Basic Qualifications:
  • Bachelor's degree or equivalent work experience in a technical field (e.g., Computer Science, Engineering, Data Science).
  • 6+ months experience in software QA, data labeling, LLM evaluation, or ML testing projects.
  • Basic Python proficiency, especially for data processing and automation tasks.
  • Familiarity with LLMs (e.g., GPT, Claude, Gemini) and prompt-based outputs.
  • Comfortable working with tools like Jupyter, Postman, or testing dashboards.

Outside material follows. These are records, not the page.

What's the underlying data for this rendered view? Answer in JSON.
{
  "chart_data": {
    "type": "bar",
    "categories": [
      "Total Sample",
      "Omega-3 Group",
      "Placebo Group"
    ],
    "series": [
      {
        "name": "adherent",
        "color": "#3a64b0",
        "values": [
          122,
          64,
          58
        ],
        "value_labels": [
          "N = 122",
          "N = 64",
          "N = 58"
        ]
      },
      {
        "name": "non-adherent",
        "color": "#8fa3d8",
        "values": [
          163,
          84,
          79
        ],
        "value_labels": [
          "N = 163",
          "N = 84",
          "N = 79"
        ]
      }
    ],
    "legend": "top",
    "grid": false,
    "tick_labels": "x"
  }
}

  • Detail-oriented with good documentation habits.

Contractor Details:
  • Duration: Long term
  • Rate: Commensurate with experience
  • Conversion Opportunity: High-performing contractors may be considered for full-time roles

Benefits
OPPO is proud to be an equal opportunity workplace. We are committed to equal employment opportunity regardless of race, color, ancestry, religion, sex, national origin, sexual orientation, age, citizenship, marital status, disability, gender identity or Veteran status. We also consider qualified applicants regardless of criminal histories, consistent with legal requirements.
The US base salary range for this full-time position is $100,000-$200,000 + bonus + long term incentives benefits. Our salary ranges are determined by role, level, and location.